И обомлел: внутри, в темноте, сияло настоящее солнце.
Первыми пали на колени подкоряжники. Потом — стражи. Махида, бессмысленно тряся головой и руками, силилась что‑то объяснить, но ноги сами собой подвернулись — шлепнулась тоже в теплую дорожную пыль. Пока еще ни до кого не дошло, что светящийся шар, повисший в воздухе под самой крышей хлева, — это сбившиеся в плотное облачко сотни мерцающих пирлипелей; но вот глаза притерпелись к немеркнущему сиянию, и всем стал виден голенький малыш, чья глянцевитая нежная кожа отражала зеленовато–золотой свет, ничуть его самого не пугающий; и чуть поодаль — осунувшееся личико Мади, еще ничего не понимающей.
— Осиянный… — произнес кто‑то в коленопреклоненной толпе.
Слово было произнесено.
Харр продрал глаза и увидел над собою ноги. Не человечьи, слава Незакатному, — птичьи. Но громадные. Кто‑то вроде синего журавля щелкал над ним длиннющим клювом, негодуя по поводу захвата чужого гнезда. Харр открыл было рот, чтобы шугануть птичку, но вовремя спохватился, вспомнив наконец, где он находится; мать моя строфиониха, да я ж половину Тридевятого Судбища проспал!
Журавль, оценив тщетность своих притязаний на облюбованный насест, перелетел на соседнее дерево и принялся вылавливать себе кого‑то на обед из густой перистой листвы. Мог бы крылья поберечь — по толстенным ветвям и человеку нетрудно было перейти от одного ствола до другого. Однако пора бы и вникнуть в суть происходящего.

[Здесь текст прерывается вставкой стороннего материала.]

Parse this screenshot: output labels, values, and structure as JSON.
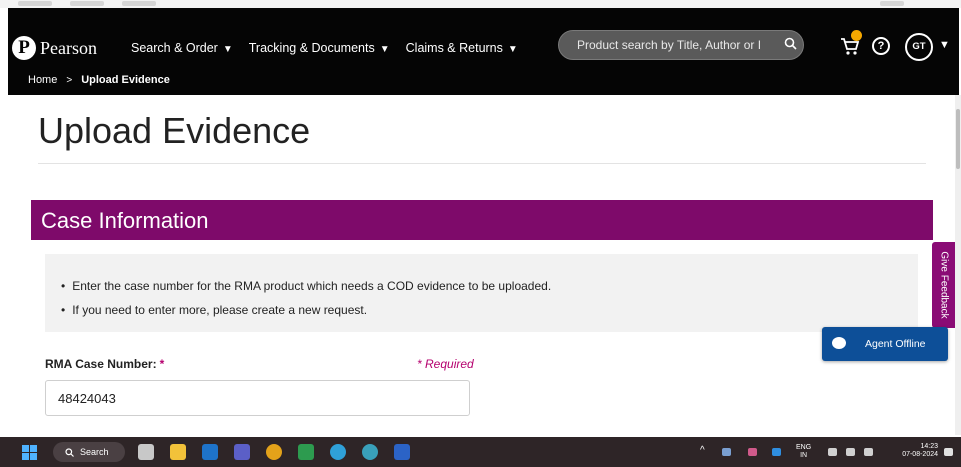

Харр свесил голову и, отыскав удобный просвет в лиственной гуще, увидал следующее: рослый амант с горделивой осанкой, в коричневой хламиде, расшитой чем‑то поблескивающим, шел по кругу, наделяя возлежавших на подушках гостей какими‑то кольцами вроде браслетов. Но колец никто не надевал — клали перед собой, порой на блюда с угощением. Харр долго тер виски, вспоминая, как же зовут аманта, верховодившего в Жженовке. Гудящая с перепоя голова с трудом выдала прозвище: Сумерешник. По–видимому, это был он. Завершив обряд дарения, Сумерешник вышел на середину луга, где только сейчас Харр заметил два копья, воткнутых в землю; у одного древко было белым, у другого — темным, вероятно, покрытым здешним бурым окаменьем. Предводитель сборища воздел кверху руки и медленно обвел взором присутствующих, как бы вопрошая: кто еще?..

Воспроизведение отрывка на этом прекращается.